As much as I’d like to believe it can, thinking and feeling right doesn’t
pay the bills, and it doesn’t bring me any closer to realizing my dreams. God doesn’t seem to be waiting for me to get
my thoughts and feelings into alignment so he can finally leave a new car/vacation/wardrobe
(insert dream here) on my doorstep.
The biggest, most helpful thing I’ve learned about myself so
far during this experiment is that I spend an inordinate amount of time sitting
around waiting for things to happen in my life.
I spend countless hours/days/weeks/months hoping that God will step in
and things will finally work out. I
believe the reason I worry so much is that I’m always waiting and wondering how
God will show up and take charge of making things better or, if I’m really lucky,
making my dreams come true. What I’m
realizing is that God isn’t ever going to show up and take charge of my life. God isn’t ever going to step in and make
things okay or make my dreams come true.
God’s only job is to BE – to be love, wisdom, creativity, kindness,
light, beauty, expansiveness. My job is
to know these qualities in myself and to take DECISIVE ACTION. It’s MY job to stay connected to the truth of
who I am while taking concrete, positive steps in the direction of my
dreams.
As much as this realization feels like a sort of disappointing end to the
magical era of rainbows and unicorns and wishful thinking, it also feels
amazingly liberating. It feels like taking
off a pair of cement shoes that I’ve been wearing for as long as I can
remember.
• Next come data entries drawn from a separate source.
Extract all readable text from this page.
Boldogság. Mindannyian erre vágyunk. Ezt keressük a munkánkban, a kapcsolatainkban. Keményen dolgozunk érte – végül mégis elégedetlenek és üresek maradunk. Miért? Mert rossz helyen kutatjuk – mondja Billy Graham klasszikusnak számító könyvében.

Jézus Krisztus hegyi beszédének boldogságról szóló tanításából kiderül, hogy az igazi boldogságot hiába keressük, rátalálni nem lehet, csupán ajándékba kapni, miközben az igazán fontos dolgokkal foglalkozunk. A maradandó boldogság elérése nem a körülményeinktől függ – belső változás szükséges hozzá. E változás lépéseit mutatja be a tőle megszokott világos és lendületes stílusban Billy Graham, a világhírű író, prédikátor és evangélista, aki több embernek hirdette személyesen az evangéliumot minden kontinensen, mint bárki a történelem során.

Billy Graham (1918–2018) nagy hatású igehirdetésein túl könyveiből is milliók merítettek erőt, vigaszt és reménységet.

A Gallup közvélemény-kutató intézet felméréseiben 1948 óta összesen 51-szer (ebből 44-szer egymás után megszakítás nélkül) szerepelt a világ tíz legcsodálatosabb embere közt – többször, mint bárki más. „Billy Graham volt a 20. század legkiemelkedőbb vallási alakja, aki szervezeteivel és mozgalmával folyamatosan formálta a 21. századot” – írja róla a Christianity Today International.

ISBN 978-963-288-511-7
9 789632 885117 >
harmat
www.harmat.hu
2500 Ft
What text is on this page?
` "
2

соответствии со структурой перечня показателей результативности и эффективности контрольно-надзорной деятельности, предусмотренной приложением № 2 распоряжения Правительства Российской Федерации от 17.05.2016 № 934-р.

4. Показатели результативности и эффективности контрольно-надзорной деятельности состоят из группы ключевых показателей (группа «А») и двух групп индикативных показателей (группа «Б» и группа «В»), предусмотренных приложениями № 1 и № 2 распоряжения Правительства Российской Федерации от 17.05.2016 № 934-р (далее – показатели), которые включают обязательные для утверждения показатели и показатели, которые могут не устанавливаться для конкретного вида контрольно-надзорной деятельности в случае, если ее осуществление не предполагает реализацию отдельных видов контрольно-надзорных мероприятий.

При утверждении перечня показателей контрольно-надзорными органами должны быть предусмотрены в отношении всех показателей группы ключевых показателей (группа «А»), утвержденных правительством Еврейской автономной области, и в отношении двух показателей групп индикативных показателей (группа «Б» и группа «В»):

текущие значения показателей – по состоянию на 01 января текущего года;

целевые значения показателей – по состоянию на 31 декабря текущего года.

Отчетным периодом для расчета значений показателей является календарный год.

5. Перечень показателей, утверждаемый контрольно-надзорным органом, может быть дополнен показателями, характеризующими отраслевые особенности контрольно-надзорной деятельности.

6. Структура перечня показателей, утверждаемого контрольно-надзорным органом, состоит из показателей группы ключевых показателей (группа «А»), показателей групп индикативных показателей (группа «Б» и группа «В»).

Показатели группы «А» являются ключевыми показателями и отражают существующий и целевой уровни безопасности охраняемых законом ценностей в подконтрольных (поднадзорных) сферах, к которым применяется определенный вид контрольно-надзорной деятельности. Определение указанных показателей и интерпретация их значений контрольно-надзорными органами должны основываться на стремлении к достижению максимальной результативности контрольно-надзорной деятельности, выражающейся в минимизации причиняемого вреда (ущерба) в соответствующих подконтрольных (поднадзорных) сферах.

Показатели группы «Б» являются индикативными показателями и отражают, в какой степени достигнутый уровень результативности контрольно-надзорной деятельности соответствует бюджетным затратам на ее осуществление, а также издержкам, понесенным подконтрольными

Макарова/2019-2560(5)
Thank you to the many teachers
who take a more practical approach to prosperity consciousness. Thank you to those who emphasize the
development of good, solid skills and success strategies, in addition to cultivating
an awareness of God’s presence.
If I learn nothing else during the remainder of this
year-long experiment, it will have been worth it just to have had this
realization. I’m going
to keep doing my affirmations, and making my lists, and working on aligning my
thoughts and feelings, and practicing all of the principles I know to be true. But now, I’m also going to add DECISIVE ACTION to the
mix. Thank you, God, for not stepping in
and taking charge of making things better in my life. This has been my biggest lesson in empowerment so far in all my years on the planet. I am so grateful for the opportunity to take this amazing journey.